The variety of characters presented is wide: a whoremonger,
a Maori greenstone hunter, a Jewish newspaperman, a Chinese prospector, a
chaplain, a prostitute, a hotelier, a ship’s captain, a politician, a
magistrate, an opium dealer, a brothel owner, a gaoler, among others. In
keeping with the style of a 19th-century novel, straightforward character
appraisals and physical descriptions are given whenever a new person is
introduced.
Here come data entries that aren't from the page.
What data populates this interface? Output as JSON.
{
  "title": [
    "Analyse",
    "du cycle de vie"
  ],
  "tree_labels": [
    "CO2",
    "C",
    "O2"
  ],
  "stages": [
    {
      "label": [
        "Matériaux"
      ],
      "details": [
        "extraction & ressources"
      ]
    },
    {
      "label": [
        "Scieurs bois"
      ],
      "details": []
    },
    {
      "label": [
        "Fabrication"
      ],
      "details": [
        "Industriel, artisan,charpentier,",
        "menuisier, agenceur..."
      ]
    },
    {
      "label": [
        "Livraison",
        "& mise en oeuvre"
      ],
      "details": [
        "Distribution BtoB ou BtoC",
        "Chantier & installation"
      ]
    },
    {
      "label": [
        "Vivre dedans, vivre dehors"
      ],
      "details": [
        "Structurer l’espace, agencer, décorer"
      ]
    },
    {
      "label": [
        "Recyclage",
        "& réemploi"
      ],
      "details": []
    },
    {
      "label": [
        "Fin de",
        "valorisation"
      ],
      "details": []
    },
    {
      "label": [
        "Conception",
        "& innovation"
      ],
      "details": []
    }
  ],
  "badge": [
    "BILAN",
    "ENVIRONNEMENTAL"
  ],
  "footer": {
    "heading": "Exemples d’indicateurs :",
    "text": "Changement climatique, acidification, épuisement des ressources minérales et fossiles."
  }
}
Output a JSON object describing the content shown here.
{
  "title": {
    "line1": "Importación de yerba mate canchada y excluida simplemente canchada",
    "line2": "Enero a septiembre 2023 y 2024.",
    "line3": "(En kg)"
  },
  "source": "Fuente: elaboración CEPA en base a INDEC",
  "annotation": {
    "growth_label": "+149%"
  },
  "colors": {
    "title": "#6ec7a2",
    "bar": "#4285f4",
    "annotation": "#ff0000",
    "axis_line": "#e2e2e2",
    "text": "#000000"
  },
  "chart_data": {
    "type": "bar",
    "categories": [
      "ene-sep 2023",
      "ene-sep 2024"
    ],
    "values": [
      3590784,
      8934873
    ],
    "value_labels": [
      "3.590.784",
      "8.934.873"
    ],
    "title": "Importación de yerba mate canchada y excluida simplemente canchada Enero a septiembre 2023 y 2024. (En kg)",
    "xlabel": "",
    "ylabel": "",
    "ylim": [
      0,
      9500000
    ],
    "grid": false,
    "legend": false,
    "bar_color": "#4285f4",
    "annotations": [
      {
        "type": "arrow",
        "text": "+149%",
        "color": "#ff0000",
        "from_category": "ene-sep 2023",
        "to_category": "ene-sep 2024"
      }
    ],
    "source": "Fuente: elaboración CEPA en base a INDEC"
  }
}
At times it was difficult to keep all the characters straight in my
mind, but the character chart at the beginning was helpful.
The book has all the accoutrements of a Dickensian plot:
long-lost siblings, murder, conspiracies, phantoms, assignations, secrets,
purloined letters, shipwrecks, lost treasure, eavesdropping, betrayals, a
séance, power plays, sex, opium, and love affairs. Of course there are numerous
chance encounters and coincidences. Moody even refers to the number of
coincidences: “’A string of coincidences is not a coincidence’? And what was a
coincidence . . . but a stilled moment in a sequence that had yet to be
explained” (350).
Because the plot is non-linear, the reader might find
him/herself becoming confused: “What a convoluted picture it was – and how
difficult to see, in its entirety” (343). Fortunately, the author assists a
great deal by occasionally offering recaps to make certain the reader has all the
details.
The style of the book is very much 19th-century. Besides the
blunt character descriptions and old-fashioned plot elements, the syntax is
that of the time period. Chapters are prefaced with synopses, expletives are
concealed with dashes, chapters end with cliff hangers, the narrator is
omniscient and intrusive, and the book even has a dark and stormy night
opening.
The structure of the narrative is complex. It is based on
the astrological calendar. There are twelve parts, and each part is half the
length of the previous. The first part has twelve chapters, and each part
thereafter has one less chapter so the last part has only one. All of this
suggests a waning moon, as further emphasized by the cover art. Also, the
various characters fade into the background as others ascend in influence. The
traits of the characters seem to be determined by their sun signs. The related
influence of the planetary figures (as mentioned in the character chart) is
particularly telling. I know little about astrology so there is probably much
that missed my notice. I will admit to some discomfort with the inclusion of
astral soul-mates (716).
This is a novel of plot, not a novel of character (since all
characters are static) or a novel of theme. There are, however, some
observations, mostly made by Moody – whose influence, appropriately, is Reason
– which serve as commentary on the human condition. The one topic on which he
repeatedly comments is the unknowability of the complete truth. He tells the
group of twelve that, “’one should never take another man’s truth for one’s
own’” and “’there are no whole truths, there are only pertinent truths – and
pertinence . . . is always a matter of perspective. . . . But your perspectives
are very many, and you will forgive me if I do not take your tale for something
whole’” (282). Later, he cautions himself that “a man ought never to trust
another man’s evaluation of a third man’s disposition” (392). The chaplain
agrees: “’If I have learned anything from experience, it is this: never
underestimate how extraordinarily difficult it is to understand a situation
from another person’s point of view’” (620 – 621). It is appropriate,
therefore, that in the end, there are some unanswered questions. The reader has
enough information to make a good guess as to who did what, but some
assumptions have to be made: “How opaque, the minds of absent men and women! And
how elusive, motivation.”
Having read other of the nominations for both the Man Booker
and the Governor-General’s Award, I do disagree with the final choices of the
judges. The Luminaries is an
interesting read with a complex plot and structure, and the author can be
commended for her research (e.g. elements of 19th-century fiction, astrology,
New Zealand gold rush) but, for me, it does not have the luminary quality I
expect of a book chosen to receive these prestigious awards.